|Author (Person)||Chapman, Peter|
|Series Title||European Voice|
|Series Details||Vol 7, No.10, 8.3.01, p8|
TRUST- BUSTER Mario Monti's plans for a new global forum to boost the fight against cartels and anti-competitive mergers could fail unless the world's poorer countries can be persuaded to take part, a top aide to the EU competition chief has warned.
Angelo Cardani, deputy head of Mario Monti's cabinet, said one of the forum's jobs would be to help 'emerging' economies put in place or start to apply effective competition rules in line with best practice elsewhere.
This would help consumers and companies alike in these countries - and also help foreign firms trying to challenge local monopolies.
"This is not something just for developed countries," said Cardani. "That would be silly. It would not be worth doing."
But the economics professor said the new body should not be a forum for the richest countries to talk down to their poorer counterparts.

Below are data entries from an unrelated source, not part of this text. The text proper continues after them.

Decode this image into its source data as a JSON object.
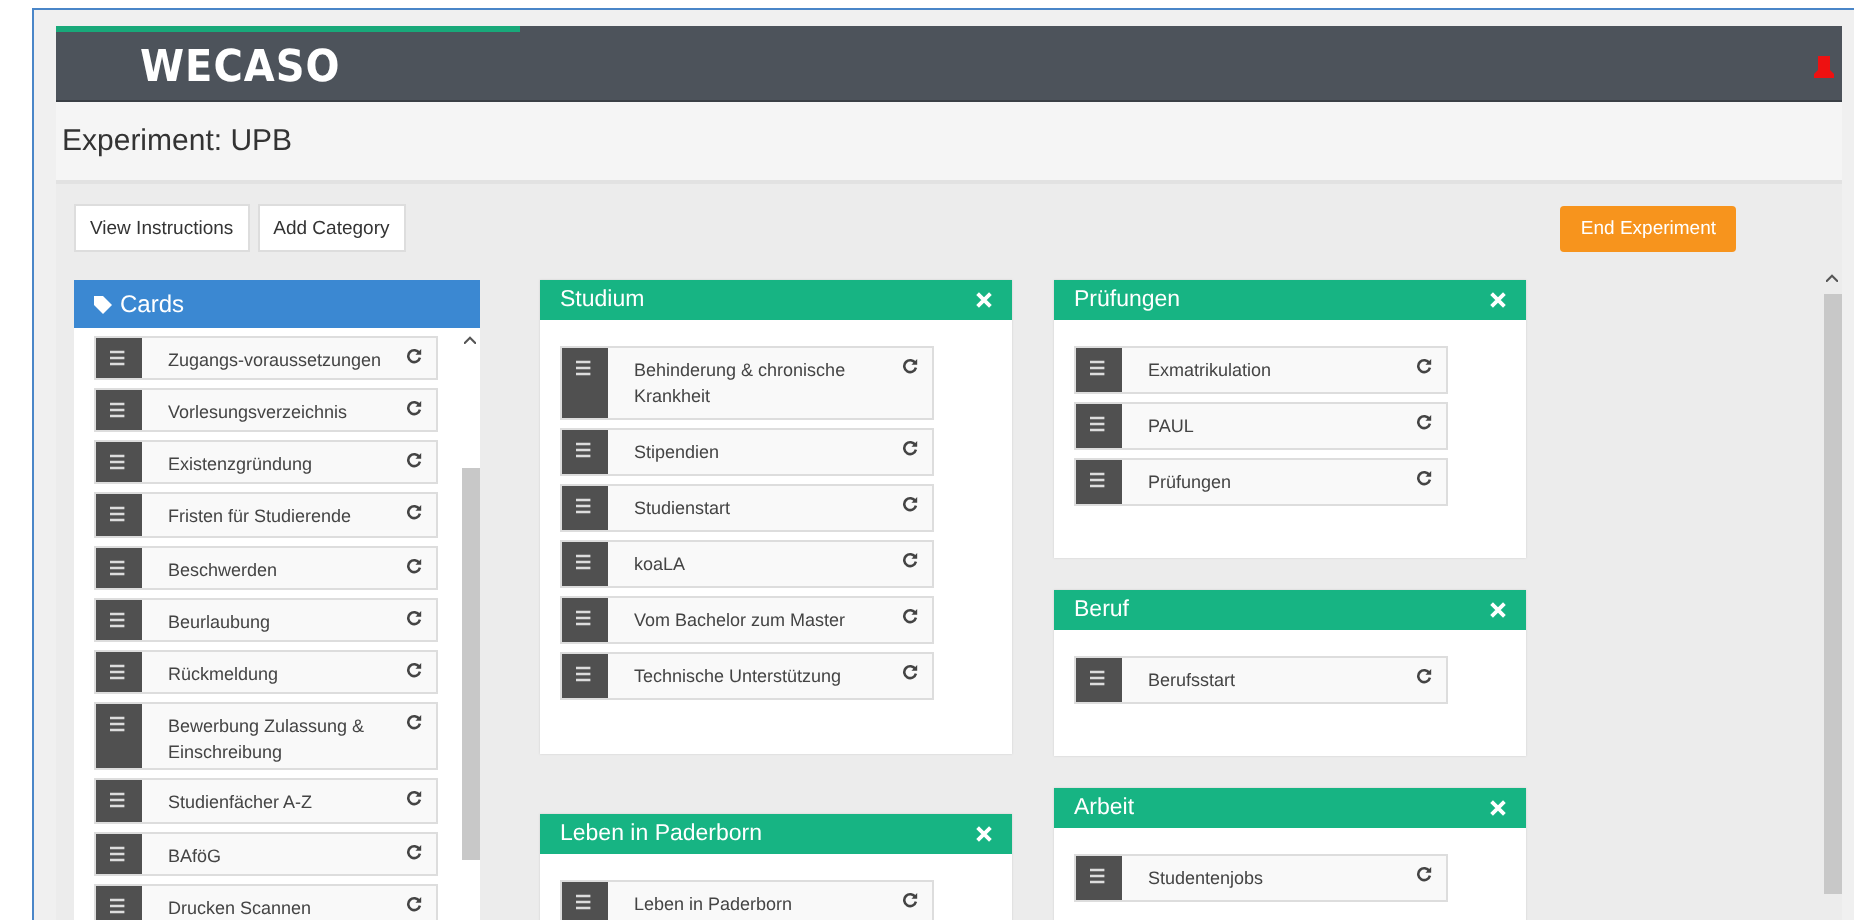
{
  "header": {
    "logo": "WECASO",
    "progress": {
      "level": 0.26
    }
  },
  "title": "Experiment: UPB",
  "toolbar": {
    "buttons": [
      "View Instructions",
      "Add Category"
    ],
    "end_button": "End Experiment"
  },
  "cards_panel": {
    "title": "Cards",
    "cards": [
      {
        "label": "Zugangs-voraussetzungen"
      },
      {
        "label": "Vorlesungsverzeichnis"
      },
      {
        "label": "Existenzgründung"
      },
      {
        "label": "Fristen für Studierende"
      },
      {
        "label": "Beschwerden"
      },
      {
        "label": "Beurlaubung"
      },
      {
        "label": "Rückmeldung"
      },
      {
        "label": "Bewerbung Zulassung & Einschreibung"
      },
      {
        "label": "Studienfächer A-Z"
      },
      {
        "label": "BAföG"
      },
      {
        "label": "Drucken Scannen"
      }
    ]
  },
  "categories": [
    [
      {
        "title": "Studium",
        "cards": [
          "Behinderung & chronische Krankheit",
          "Stipendien",
          "Studienstart",
          "koaLA",
          "Vom Bachelor zum Master",
          "Technische Unterstützung"
        ]
      },
      {
        "title": "Leben in Paderborn",
        "cards": [
          "Leben in Paderborn"
        ]
      }
    ],
    [
      {
        "title": "Prüfungen",
        "cards": [
          "Exmatrikulation",
          "PAUL",
          "Prüfungen"
        ]
      },
      {
        "title": "Beruf",
        "cards": [
          "Berufsstart"
        ]
      },
      {
        "title": "Arbeit",
        "cards": [
          "Studentenjobs"
        ]
      }
    ]
  ]
}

"If we got together tomorrow and we told developing countries what to do, several classes of potential members would not like it," he said.
Even if they can be persuaded that they should take part, practical problems such as cost of participation at talks both setting up and running the forum would also need to be sorted out, he admitted.
A solution to the first problem might be to hold start-up talks in Geneva in July following a United Nations Conference on Trade and Development (UNCTAD), already likely to be attended by officials from most developing countries in any event.
"One of the problems is that the competition authorities in some countries would only have enough money for a couple of computers - but not to travel," said the Monti aide, adding that a costly set-up would "kill the initiative" before it had left the drawing board.
Monti has been a strong proponent of boosting international cooperation in the field. He touted the forum plan at the Davos meeting of world leaders and industrialists earlier this year, saying it would link-up competition authorities from across the world and lead to more uniform application of anti-trust rules.
The Italian Commissioner, like his trade counterpart Pascal Lamy, is also keen on a greater role for the World Trade Organisation in competition affairs - even though some countries such as the US are less enthusiastic.
Trust-buster Mario Monti's plans for a new global forum to boost the fight against cartels and anti-competitive mergers could fail unless the world's poorer countries can be persuaded to take part.